That is exactly what I am saying unless you are going to rely on convection of the air to cool it. Too many people learn that "heat rises" when the full statement is warm air rises. As far as *conduction* is concerned, orientation doesn't matter one bit. If you are relying on *convection*, then orientation does matter. The question comes down to how are you removing heat from the heat sink? If you have fans on it then, as Pete said, it doesn't really matter. The fans will easily overpower the convection "pressure." Don't forget that there may be a significant amount of air movement around the controller while driving anyway. This will seriously disrupt the convection currents and will either help or hinder cooling.

If Pete wanted to use convection instead of the fan he has on his controller then it would be better to rotate his controller 90° to gain the best cooling. Note, as he pointed out, the connection of the controller to the heat sink is more critical than orientation.

Here is his pic again:


gottdi said:


>


----------



## 9852 (Jan 17, 2010)

well ok then, im convinced, i will just make sure that the heat sink is mounted correctly and it will have a fan. thanks for everyones help, when its done i will post some pictures of the install.


----------



## jehan12413 (Feb 4, 2010)

It's called black body radiation and the theories relate to an abject absorbing and emitting radiation. Carbon is the best (within 3% of theoretical). An oversimplified explanation would be that as the temperature of an object increases so does the wavelength that it emits ( ie heated steel red then orange then white ). But at the temperatures we are discussing here all the radiation is in the far infrared range (heat) not visable. In the far infrared most paints appear black which is an excellent emitter and absorber. Silvery metals on the other hand reflect visable and infrared. What this means is that if the heatsink is painted it will radiate far more than bare metal. The paint will create a slight insulating coating but this is neglegeable compared to the considerable increase in radiation. Use a wood stove as an example , they are black for a reason. The sections of stovepipe which are silver radiate much less heat than the black ones.
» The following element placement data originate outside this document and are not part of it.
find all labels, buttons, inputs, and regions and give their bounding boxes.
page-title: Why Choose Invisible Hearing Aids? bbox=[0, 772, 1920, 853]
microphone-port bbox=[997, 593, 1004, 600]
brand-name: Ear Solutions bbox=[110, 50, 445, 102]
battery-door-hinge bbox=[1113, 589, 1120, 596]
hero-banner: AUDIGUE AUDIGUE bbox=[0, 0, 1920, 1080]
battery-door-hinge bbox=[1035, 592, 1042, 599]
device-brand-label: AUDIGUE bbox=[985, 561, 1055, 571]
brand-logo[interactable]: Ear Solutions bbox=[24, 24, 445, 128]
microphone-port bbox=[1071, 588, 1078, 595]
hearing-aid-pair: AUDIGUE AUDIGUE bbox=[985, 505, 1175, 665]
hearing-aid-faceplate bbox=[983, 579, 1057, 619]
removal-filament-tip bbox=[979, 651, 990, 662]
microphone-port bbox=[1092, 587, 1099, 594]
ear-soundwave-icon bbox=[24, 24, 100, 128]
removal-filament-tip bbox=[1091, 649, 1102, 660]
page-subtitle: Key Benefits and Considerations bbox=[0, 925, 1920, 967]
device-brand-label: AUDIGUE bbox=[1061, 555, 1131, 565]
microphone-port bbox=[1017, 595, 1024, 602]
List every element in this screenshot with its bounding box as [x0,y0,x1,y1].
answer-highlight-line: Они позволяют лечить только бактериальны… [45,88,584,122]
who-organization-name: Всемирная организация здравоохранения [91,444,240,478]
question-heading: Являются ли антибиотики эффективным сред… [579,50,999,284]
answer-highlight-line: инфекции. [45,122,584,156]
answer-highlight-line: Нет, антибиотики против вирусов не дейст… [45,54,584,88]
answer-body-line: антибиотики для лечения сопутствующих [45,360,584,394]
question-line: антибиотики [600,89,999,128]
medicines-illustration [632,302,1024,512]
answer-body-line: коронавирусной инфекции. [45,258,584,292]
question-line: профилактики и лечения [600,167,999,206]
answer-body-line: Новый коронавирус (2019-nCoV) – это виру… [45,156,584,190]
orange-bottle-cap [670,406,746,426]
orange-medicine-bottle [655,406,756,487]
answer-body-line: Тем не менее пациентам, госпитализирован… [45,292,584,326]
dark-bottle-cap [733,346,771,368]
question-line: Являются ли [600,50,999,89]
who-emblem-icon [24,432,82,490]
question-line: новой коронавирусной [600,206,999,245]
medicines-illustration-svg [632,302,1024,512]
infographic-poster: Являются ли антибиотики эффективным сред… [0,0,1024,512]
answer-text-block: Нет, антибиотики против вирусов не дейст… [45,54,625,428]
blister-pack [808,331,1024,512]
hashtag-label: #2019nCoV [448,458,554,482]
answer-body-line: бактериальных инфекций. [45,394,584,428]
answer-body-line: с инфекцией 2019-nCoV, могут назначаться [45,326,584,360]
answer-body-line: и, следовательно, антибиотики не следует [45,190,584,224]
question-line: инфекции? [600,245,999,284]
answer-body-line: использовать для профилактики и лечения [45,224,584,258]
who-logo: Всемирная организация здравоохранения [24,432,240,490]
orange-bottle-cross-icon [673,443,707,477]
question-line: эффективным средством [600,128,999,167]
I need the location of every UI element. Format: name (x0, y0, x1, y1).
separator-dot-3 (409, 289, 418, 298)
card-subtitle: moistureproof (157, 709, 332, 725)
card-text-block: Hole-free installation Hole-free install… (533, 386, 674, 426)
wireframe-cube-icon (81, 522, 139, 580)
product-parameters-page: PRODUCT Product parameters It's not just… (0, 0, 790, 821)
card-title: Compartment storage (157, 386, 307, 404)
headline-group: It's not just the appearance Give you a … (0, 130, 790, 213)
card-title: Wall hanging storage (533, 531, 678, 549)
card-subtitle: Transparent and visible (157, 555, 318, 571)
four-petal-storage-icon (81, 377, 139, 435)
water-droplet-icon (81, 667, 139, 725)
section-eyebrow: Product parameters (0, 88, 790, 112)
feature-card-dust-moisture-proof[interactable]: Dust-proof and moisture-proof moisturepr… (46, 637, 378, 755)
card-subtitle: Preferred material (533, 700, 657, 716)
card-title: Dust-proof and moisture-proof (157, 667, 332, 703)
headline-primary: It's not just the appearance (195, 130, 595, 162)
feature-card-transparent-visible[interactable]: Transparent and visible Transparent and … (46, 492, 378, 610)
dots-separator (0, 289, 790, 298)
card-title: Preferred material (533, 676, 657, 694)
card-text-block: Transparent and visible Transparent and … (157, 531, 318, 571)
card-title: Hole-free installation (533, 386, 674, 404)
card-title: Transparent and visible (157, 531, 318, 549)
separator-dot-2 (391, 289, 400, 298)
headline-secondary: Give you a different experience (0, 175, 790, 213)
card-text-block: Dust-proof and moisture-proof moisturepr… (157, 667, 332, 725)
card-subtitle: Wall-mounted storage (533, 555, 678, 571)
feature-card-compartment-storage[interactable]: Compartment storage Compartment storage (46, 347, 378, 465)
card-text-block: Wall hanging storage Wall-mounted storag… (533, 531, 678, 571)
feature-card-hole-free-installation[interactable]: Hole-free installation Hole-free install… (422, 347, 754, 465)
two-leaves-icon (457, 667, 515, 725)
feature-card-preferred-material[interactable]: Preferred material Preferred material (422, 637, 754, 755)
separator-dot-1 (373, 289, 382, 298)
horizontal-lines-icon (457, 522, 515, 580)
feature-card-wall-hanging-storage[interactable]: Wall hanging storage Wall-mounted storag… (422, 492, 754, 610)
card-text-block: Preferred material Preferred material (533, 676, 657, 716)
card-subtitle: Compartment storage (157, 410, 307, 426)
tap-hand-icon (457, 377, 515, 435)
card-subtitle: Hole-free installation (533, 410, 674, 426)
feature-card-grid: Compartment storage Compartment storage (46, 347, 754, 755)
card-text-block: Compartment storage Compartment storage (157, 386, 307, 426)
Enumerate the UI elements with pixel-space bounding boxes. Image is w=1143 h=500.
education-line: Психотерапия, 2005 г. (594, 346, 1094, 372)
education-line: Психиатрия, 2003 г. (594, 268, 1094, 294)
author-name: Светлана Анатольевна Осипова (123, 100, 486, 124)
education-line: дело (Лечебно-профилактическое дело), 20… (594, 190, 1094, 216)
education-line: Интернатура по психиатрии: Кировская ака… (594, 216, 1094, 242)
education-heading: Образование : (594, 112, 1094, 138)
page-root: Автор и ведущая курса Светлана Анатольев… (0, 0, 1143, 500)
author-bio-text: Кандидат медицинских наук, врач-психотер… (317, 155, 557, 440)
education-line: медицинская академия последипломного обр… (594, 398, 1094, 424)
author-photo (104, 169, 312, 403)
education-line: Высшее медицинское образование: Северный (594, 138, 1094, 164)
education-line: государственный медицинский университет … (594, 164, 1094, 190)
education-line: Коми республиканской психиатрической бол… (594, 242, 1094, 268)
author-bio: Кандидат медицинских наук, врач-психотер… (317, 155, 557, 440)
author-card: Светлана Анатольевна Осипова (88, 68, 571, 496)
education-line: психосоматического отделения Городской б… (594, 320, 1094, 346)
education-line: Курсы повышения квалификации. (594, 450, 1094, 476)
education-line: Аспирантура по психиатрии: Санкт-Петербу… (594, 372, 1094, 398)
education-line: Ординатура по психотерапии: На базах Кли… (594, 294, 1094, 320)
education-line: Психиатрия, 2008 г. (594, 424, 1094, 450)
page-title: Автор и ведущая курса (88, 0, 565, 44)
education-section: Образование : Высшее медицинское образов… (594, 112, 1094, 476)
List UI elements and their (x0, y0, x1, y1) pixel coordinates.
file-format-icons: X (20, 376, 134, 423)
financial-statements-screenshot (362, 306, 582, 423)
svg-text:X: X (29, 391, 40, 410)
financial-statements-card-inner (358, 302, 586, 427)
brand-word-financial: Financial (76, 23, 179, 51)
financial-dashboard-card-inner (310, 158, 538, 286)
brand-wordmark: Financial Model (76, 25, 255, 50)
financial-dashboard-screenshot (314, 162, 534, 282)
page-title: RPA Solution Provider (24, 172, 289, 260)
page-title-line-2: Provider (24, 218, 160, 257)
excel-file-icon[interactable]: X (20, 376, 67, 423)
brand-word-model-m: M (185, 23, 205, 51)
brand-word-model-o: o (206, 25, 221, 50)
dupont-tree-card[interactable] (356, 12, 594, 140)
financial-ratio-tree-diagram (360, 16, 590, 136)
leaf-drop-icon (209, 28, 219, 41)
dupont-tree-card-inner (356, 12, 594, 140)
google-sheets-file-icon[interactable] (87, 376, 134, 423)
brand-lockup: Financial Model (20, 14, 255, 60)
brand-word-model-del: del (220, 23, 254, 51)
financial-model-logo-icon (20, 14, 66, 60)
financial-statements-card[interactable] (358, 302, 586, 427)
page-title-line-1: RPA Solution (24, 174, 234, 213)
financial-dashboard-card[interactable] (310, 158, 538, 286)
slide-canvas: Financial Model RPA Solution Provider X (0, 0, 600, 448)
Flat black is used because it's a thinner coating than one of the thicker glossy paints. 
I would remove the paint on the back side of the heatsink because there you are concerned with conduction not radiation and I would very lightly paint or annodize the side with the fins.


----------



## dtbaker (Jan 5, 2008)

anodizing is hard to do at home.... matte black hi-temp spray paint on fin side would help a little.... or if it is raw aluminum (unsealed), it might darken considerably if you spray on something mildly acidic like tomato juice or lemon juice.


----------



## Tesseract (Sep 27, 2008)

dtbaker said:


> anodizing is hard to do at home....


Aw, hell, Dan... anodizing isn't that hard to do at home. It's actually one of those surface finish processes that is eminently DIYadble.

The critical step - unsurprisingly - is to clean/degrease the aluminum first ("mag wheel cleaner" works very well) then *etch* it in a dilute caustic lye bath (10% NaOH). 

An especially good overview of the anodizing process is here: http://www.focuser.com/anodize.html

A useful calculator for determining the amount of current needed for a given area of aluminum vs. time in the anodizing tank is here: http://www.ndhsubmersiblescience.com/ano/720rule.html


----------



## dtbaker (Jan 5, 2008)

Tesseract said:


> Aw, hell, Dan... anodizing isn't that hard to do at home. ...o clean/degrease the aluminum first ("mag wheel cleaner" works very well) then *etch* it in a dilute caustic lye bath (10% NaOH).



yeah yeah yeah... caustic lye baths then power supplies in baths.... right up the alley of the average DIY.  


I would vote for paint or lemon juice for most!


d


----------